Oil prices rebound amid extreme volatility from Iran war

TUESDAY, MARCH 17, 2026

Oil prices rebound after sharp losses as Iran conflict disrupts supply, with Brent above $100 and markets facing one of the worst volatility periods in history

Oil prices rebounded on Tuesday morning after a sharp decline the previous day, as investors reassessed the impact of the Iran conflict on global crude supply.

According to Bloomberg, prices rose on March 17, 2026, after dropping more than 5% on Monday, as markets weighed threats to Middle Eastern supply alongside signs that additional crude could enter the market.

West Texas Intermediate (WTI) crude traded at around $95 per barrel, while Brent crude remained above $100 for a third consecutive day.

Prices had fallen earlier as the US Department of Energy prepared to release the first tranche of emergency crude reserves, while the International Energy Agency (IEA) signalled that further stockpiles could be tapped.

Iran has stepped up attacks on regional energy infrastructure, including a drone strike on a major natural gas field in the United Arab Emirates.

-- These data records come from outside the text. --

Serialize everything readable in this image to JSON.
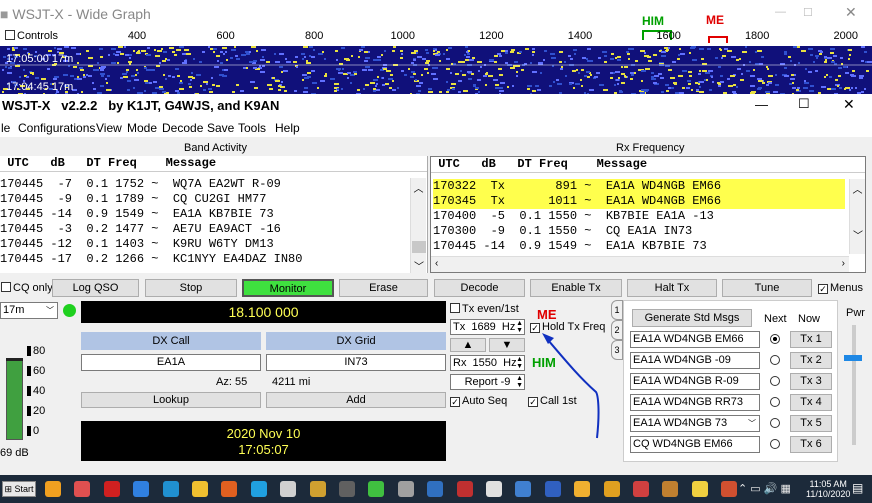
{
  "wide_graph": {
    "title": "WSJT-X - Wide Graph",
    "controls": "Controls",
    "ticks": [
      "400",
      "600",
      "800",
      "1000",
      "1200",
      "1400",
      "1600",
      "1800",
      "2000"
    ],
    "time_label": "17:05:00  17m",
    "time_label2": "17:04:45  17m",
    "him": "HIM",
    "me": "ME"
  },
  "main": {
    "title": "WSJT-X   v2.2.2   by K1JT, G4WJS, and K9AN",
    "menus": [
      "le",
      "Configurations",
      "View",
      "Mode",
      "Decode",
      "Save",
      "Tools",
      "Help"
    ]
  },
  "band_activity": {
    "label": "Band Activity",
    "header": " UTC   dB   DT Freq    Message",
    "rows": [
      "170445  -7  0.1 1752 ~  WQ7A EA2WT R-09",
      "170445  -9  0.1 1789 ~  CQ CU2GI HM77",
      "170445 -14  0.9 1549 ~  EA1A KB7BIE 73",
      "170445  -3  0.2 1477 ~  AE7U EA9ACT -16",
      "170445 -12  0.1 1403 ~  K9RU W6TY DM13",
      "170445 -17  0.2 1266 ~  KC1NYY EA4DAZ IN80"
    ]
  },
  "rx_frequency": {
    "label": "Rx Frequency",
    "header": " UTC   dB   DT Freq    Message",
    "rows": [
      {
        "text": "170322  Tx       891 ~  EA1A WD4NGB EM66",
        "hl": true
      },
      {
        "text": "170345  Tx      1011 ~  EA1A WD4NGB EM66",
        "hl": true
      },
      {
        "text": "170400  -5  0.1 1550 ~  KB7BIE EA1A -13",
        "hl": false
      },
      {
        "text": "170300  -9  0.1 1550 ~  CQ EA1A IN73",
        "hl": false
      },
      {
        "text": "170445 -14  0.9 1549 ~  EA1A KB7BIE 73",
        "hl": false
      }
    ]
  },
  "buttons": {
    "cq_only": "CQ only",
    "log_qso": "Log QSO",
    "stop": "Stop",
    "monitor": "Monitor",
    "erase": "Erase",
    "decode": "Decode",
    "enable_tx": "Enable Tx",
    "halt_tx": "Halt Tx",
    "tune": "Tune",
    "menus": "Menus",
    "lookup": "Lookup",
    "add": "Add",
    "gen_msgs": "Generate Std Msgs"
  },
  "controls": {
    "band": "17m",
    "frequency": "18.100 000",
    "dx_call_label": "DX Call",
    "dx_grid_label": "DX Grid",
    "dx_call": "EA1A",
    "dx_grid": "IN73",
    "az": "Az: 55",
    "dist": "4211 mi",
    "date": "2020 Nov 10",
    "time": "17:05:07",
    "meter_ticks": [
      "80",
      "60",
      "40",
      "20",
      "0"
    ],
    "meter_db": "69 dB"
  },
  "tx": {
    "tx_even": "Tx even/1st",
    "tx_freq": "Tx  1689  Hz",
    "hold": "Hold Tx Freq",
    "rx_freq": "Rx  1550  Hz",
    "report": "Report -9",
    "auto_seq": "Auto Seq",
    "call_1st": "Call 1st",
    "me": "ME",
    "him": "HIM",
    "next": "Next",
    "now": "Now",
    "pwr": "Pwr",
    "tab1": "1",
    "tab2": "2",
    "tab3": "3",
    "messages": [
      "EA1A WD4NGB EM66",
      "EA1A WD4NGB -09",
      "EA1A WD4NGB R-09",
      "EA1A WD4NGB RR73",
      "EA1A WD4NGB 73",
      "CQ WD4NGB EM66"
    ],
    "tx_labels": [
      "Tx 1",
      "Tx 2",
      "Tx 3",
      "Tx 4",
      "Tx 5",
      "Tx 6"
    ]
  },
  "taskbar": {
    "start": "Start",
    "time": "11:05 AM",
    "date": "11/10/2020"
  },
  "colors": {
    "highlight": "#ffff4d",
    "monitor": "#3fe03f",
    "him": "#00a000",
    "me": "#e00000",
    "arrow": "#1030c0",
    "waterfall": "#10107a"
  }
}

At the same time, US President Donald Trump said Washington was “hammering” Iran’s military capability to threaten commercial shipping through the Strait of Hormuz, a vital global energy corridor that has been effectively closed since the war began late last month.

Trump also warned of expanding strikes on Kharg Island, Iran’s key oil export hub, after US forces targeted military sites there over the weekend while avoiding energy infrastructure.

US Treasury Secretary Scott Bessent told CNBC that the US is currently allowing some Iranian crude shipments to continue through the Strait of Hormuz.

In response to the crisis, the United Arab Emirates and Kuwait have reduced oil production, while Saudi Arabia and the UAE are accelerating exports via alternative routes that bypass the Strait of Hormuz.

The market continues to feel the aftershocks of one of the most volatile weeks in Brent crude trading history, with unusually wide daily price swings. The IEA has described the current situation as one of the largest supply disruptions ever seen in the global oil market.

Dennis Kissler, senior vice president of trading at BOK Financial Securities, said oil prices above $100 per barrel are often unsustainable, as demand tends to weaken quickly.

“Crude prices that surge into triple digits typically don’t last long because demand destruction follows rapidly,” he said.

He added that while Iran appears resilient, its military limitations and isolation from regional trade could eventually push it towards negotiations.

Axios reported, citing unnamed sources, that direct communication channels between the US and Iran have recently been reactivated.

On Monday, Trump also confirmed he had asked China to delay a summit with President Xi Jinping by about one month, saying it was important for him to remain in Washington to oversee the war.

Latest oil price update

WTI crude for April delivery rose 1.6% to $94.95 per barrel at 6:50am Singapore time.

Brent crude for May delivery fell 2.8% to settle at $100.21 per barrel in New York on Monday.